The effect of homework is debated. Generally speaking, homework does not improve academic performance among children and may improve academic skills among older students. It also creates stress for students and their parents and reduces the amount of time that students could spend outdoors, exercising, playing sports, working, sleeping or in stress management assignment pdf activities.
Homework also provides an opportunity for parents to participate in their children’s education. Homework is designed to reinforce what students have already learned. Homework research dates back to the early 1900s. However, no consensus exists on the general effectiveness on homework.
Results of homework studies vary based on multiple factors, such as the age group of those studied and the measure of academic performance. Very high amounts of homework cause students’ academic performance to worsen, even among older students. Students who are assigned homework in middle and high school score somewhat better on standardized tests, but the students who have 60 to 90 minutes of homework a day in middle school or more than 2 hours in high school score worse. However, younger students who spend more time on homework generally have slightly worse, or the same academic performance than those who spend less time on homework. Low-achieving students receive more benefit from doing homework than high-achieving students. However, schoolteachers commonly assign less homework to the students who need it most, and more homework to the students who are performing well. The amount of homework given does not necessarily affect students’ attitudes towards homework and various other aspects of school.
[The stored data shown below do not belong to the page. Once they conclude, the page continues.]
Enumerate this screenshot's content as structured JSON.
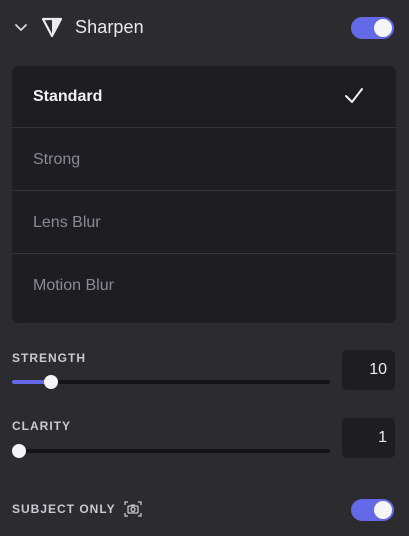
{
  "header": {
    "title": "Sharpen",
    "icon": "sharpen-triangle-icon",
    "collapse_icon": "chevron-down-icon",
    "enabled": true
  },
  "modes": {
    "items": [
      {
        "label": "Standard",
        "selected": true
      },
      {
        "label": "Strong",
        "selected": false
      },
      {
        "label": "Lens Blur",
        "selected": false
      },
      {
        "label": "Motion Blur",
        "selected": false
      }
    ]
  },
  "strength": {
    "label": "STRENGTH",
    "value": "10",
    "level": 0.1
  },
  "clarity": {
    "label": "CLARITY",
    "value": "1",
    "level": 0.0
  },
  "subject_only": {
    "label": "SUBJECT ONLY",
    "icon": "camera-icon",
    "enabled": true
  },
  "colors": {
    "accent": "#6469e8",
    "panel": "#2b2b30",
    "list_bg": "#1d1d22"
  }
}
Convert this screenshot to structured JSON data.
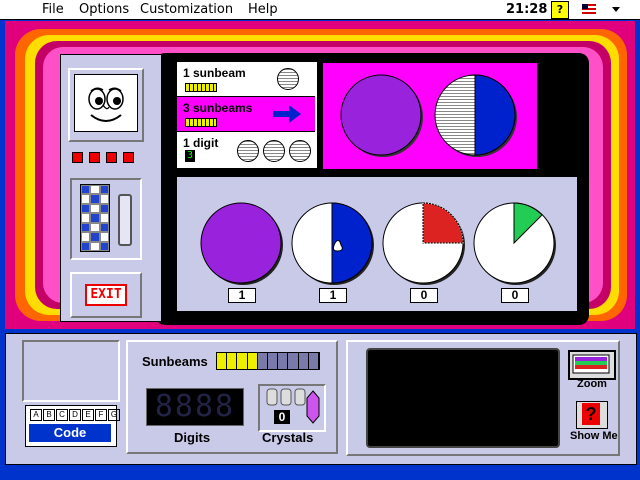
{
  "menubar": {
    "menus": [
      "File",
      "Options",
      "Customization",
      "Help"
    ],
    "clock": "21:28",
    "help_icon": "?"
  },
  "sidebar": {
    "exit_label": "EXIT"
  },
  "info_panel": {
    "row1_label": "1 sunbeam",
    "row2_label": "3 sunbeams",
    "row3_label": "1 digit",
    "digit_value": "3"
  },
  "pie_counts": [
    "1",
    "1",
    "0",
    "0"
  ],
  "bottom": {
    "sunbeams_label": "Sunbeams",
    "sunbeam_level": 0.4,
    "digits_label": "Digits",
    "digits_display": "8888",
    "crystals_label": "Crystals",
    "crystal_count": "0",
    "code_letters": [
      "A",
      "B",
      "C",
      "D",
      "E",
      "F",
      "G"
    ],
    "code_label": "Code",
    "zoom_label": "Zoom",
    "show_me_label": "Show Me",
    "show_me_icon": "?"
  },
  "colors": {
    "accent_purple": "#9922dd",
    "blue": "#0022cc",
    "magenta": "#ff00ff",
    "red_fill": "#dd2222",
    "green_fill": "#22cc55"
  }
}
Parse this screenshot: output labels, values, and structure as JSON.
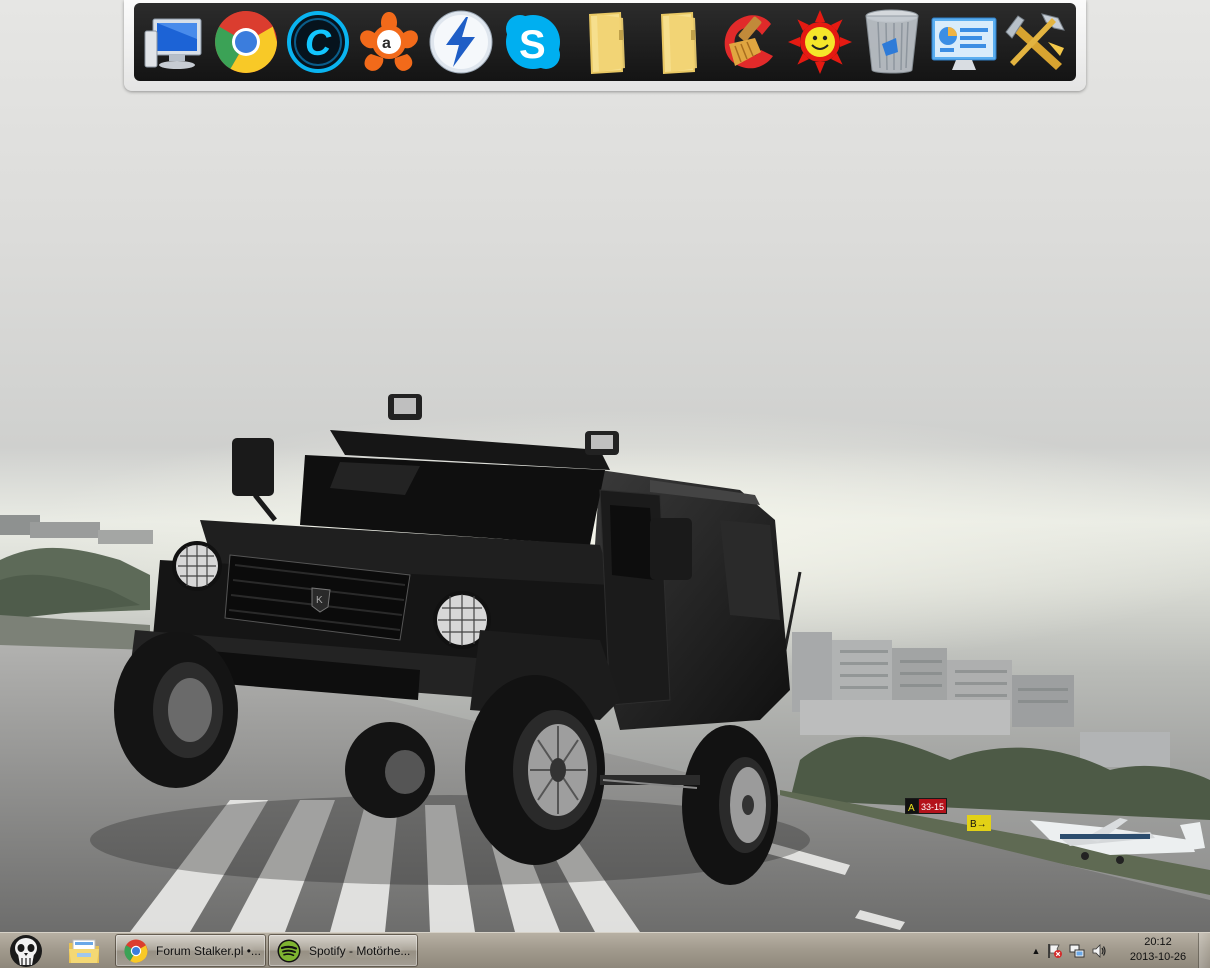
{
  "dock": {
    "icons": [
      {
        "name": "computer-icon",
        "label": "Computer"
      },
      {
        "name": "chrome-icon",
        "label": "Google Chrome"
      },
      {
        "name": "cyberlink-icon",
        "label": "C"
      },
      {
        "name": "avast-icon",
        "label": "avast!"
      },
      {
        "name": "daemon-tools-icon",
        "label": "Daemon Tools"
      },
      {
        "name": "skype-icon",
        "label": "S"
      },
      {
        "name": "folder-icon",
        "label": "Folder"
      },
      {
        "name": "folder-icon",
        "label": "Folder"
      },
      {
        "name": "ccleaner-icon",
        "label": "CCleaner"
      },
      {
        "name": "sun-smiley-icon",
        "label": "Sun"
      },
      {
        "name": "recycle-bin-icon",
        "label": "Recycle Bin"
      },
      {
        "name": "control-panel-icon",
        "label": "Control Panel"
      },
      {
        "name": "tools-icon",
        "label": "Tools"
      }
    ]
  },
  "wallpaper": {
    "sign_a": "A",
    "sign_b": "33-15",
    "sign_c": "B→",
    "grille_badge": "K"
  },
  "taskbar": {
    "tasks": [
      {
        "label": "Forum Stalker.pl •...",
        "icon": "chrome-icon"
      },
      {
        "label": "Spotify - Motörhe...",
        "icon": "spotify-icon"
      }
    ],
    "tray": {
      "arrow": "▲",
      "icons": [
        "action-center-flag-icon",
        "network-icon",
        "volume-icon"
      ]
    },
    "clock": {
      "time": "20:12",
      "date": "2013-10-26"
    }
  },
  "colors": {
    "dock_bg": "#1c1c1c",
    "taskbar_bg": "#a29b8e",
    "sky": "#dcdcda"
  }
}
For all three of the correlations, higher values represent a higher correlation between time spent on homework and poor conduct. In a single study, parents and teachers of middle school students believed that homework improved students’ study skills and personal responsibility skills. Their students were more likely to have negative perceptions about homework and were less likely to ascribe the development of such skills to homework. Homework has been identified in numerous studies and articles as a dominant or significant source of stress and anxiety for students. Studies on the relation between homework and health are few compared to studies on academic performance. 1,983 students in Hong Kong, and found that homework led not only to added stress and anxiety, but also physical symptoms, such as headaches and stomachaches.
Stress was especially evident among high school students. Students that reported stress from homework were more likely to be deprived of sleep. Homework can cause tension and conflict in the home as well as at school, and can reduce students’ family and leisure time. English teachers, reported that their homework disrupted their students’ extracurricular activities and responsibilities. 4,317 high school students from ten high-performing schools, and found that students reported spending more than 3 hours on homework daily.